Clément Chapillon is a French documentary photographer who work on long term projects to explore the link between the land and the people. After 10 years working in communication, he graduated at the Gobelins school and he started a 2 years documentary work on Israel and Palestine. This work called “Promise Me a Land” captures the marks that the land imprinted on people identity, their hopes, their fantasies, their promises. This serie was published in media & newspaper (Le monde, Arte, L’OBS, Geo, Ignant…), was exhibited in several festivals and cultural institutions (Voies-Off Arles, Circulations, Tbilissi, MAC Paris, WBC Jerusalem…) and won the Leica Prize in 2017 in Arles who allowed him to make a solo show in Leica Gallery in Paris in april 2018. The book “Promise Me a Land” was published by Kehrer Verlag in May 2018. In November 2018, he was the winner of a photographic commission in California for the British Journal of Photography. Beginning of 2019, He won the photography price of the Treilles Foundation, a 3 months artist residence to work on a new project called “les rochers fauves” and explore the Mediterranean identity mixed with the imaginary of an island, Amorgos.

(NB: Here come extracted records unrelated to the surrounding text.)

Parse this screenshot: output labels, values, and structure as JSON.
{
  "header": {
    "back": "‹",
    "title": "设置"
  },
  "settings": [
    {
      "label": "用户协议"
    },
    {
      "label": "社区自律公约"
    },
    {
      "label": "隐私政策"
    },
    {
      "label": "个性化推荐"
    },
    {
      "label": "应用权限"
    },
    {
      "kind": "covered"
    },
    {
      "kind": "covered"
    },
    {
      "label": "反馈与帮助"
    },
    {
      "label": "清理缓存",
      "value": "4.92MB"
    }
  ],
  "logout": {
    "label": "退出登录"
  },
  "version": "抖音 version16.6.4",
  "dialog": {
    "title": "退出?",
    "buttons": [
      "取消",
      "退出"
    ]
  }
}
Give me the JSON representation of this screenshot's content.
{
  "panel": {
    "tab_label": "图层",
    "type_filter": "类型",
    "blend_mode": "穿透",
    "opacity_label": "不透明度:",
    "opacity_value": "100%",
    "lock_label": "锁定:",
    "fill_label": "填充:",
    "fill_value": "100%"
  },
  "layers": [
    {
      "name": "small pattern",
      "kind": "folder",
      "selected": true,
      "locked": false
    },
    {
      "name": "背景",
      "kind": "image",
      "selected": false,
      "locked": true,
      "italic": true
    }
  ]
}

About Les rochers fauves – words by Clément Chapillon:

It’s balanced between the sky and sea. it is the radical and absolute origin. It is a prison, elusive and luminous. It is a space in which to lose oneself, to reveal oneself. It is neither completely here, nor completely elsewhere. The island is a fragment, an abbreviation of the world.

In his new series entitled “Les rochers fauves”, Clement Chapillon questions the notion of geographical and mental isolation through an island in the Aegean Sea.

He discovered the Greek island of Amorgos about fifteen years ago, which over time became his obsession. A remote island, Amorgos is the poorest and least densely populated of all Greece, but also one of the most fascinating because of its geography and intact traditions. In 2018, Chapillon began an in-depth documentary work that spanned 2 years – capturing the intimacy of the Ilians, the topography and the vernacular of the Island.

What happens to identity when it is surrounded by water on all sides?

What happens to our relationship to the sacred, the mineral, the animal and the imaginary?

If the word isolated literally means “taking the shape of an island”, how can we give shape to the feeling of insularity?

As time goes by, the hold of the island becomes more and more demanding, time and space dilate, a feeling of dereliction invades us under the crumbling gaze of icons. As the novelist Francesca Melandri said, « If you want to keep someone really apart, there is no wall higher than the sea » . With isolation comes a polarity, both dark and luminous. Under the immaculate whiteness of the walls and the tawny beauty of the rocks, a mystery, a disturbing strangeness is hidden.

“Les rochers fauves” enters into a dialogue with one of the first writings on this island, under the pen of the archaeologist, Gaston Deschamps, who in 1180 wrote “Greece today”. An island mythology then takes shape, nearly 140 years apart, where a palimpsest of words from the past resonates with today’s images.

This work was made with the support of the Fondation des Treilles, of which Chapillon was a laureate in 2019.”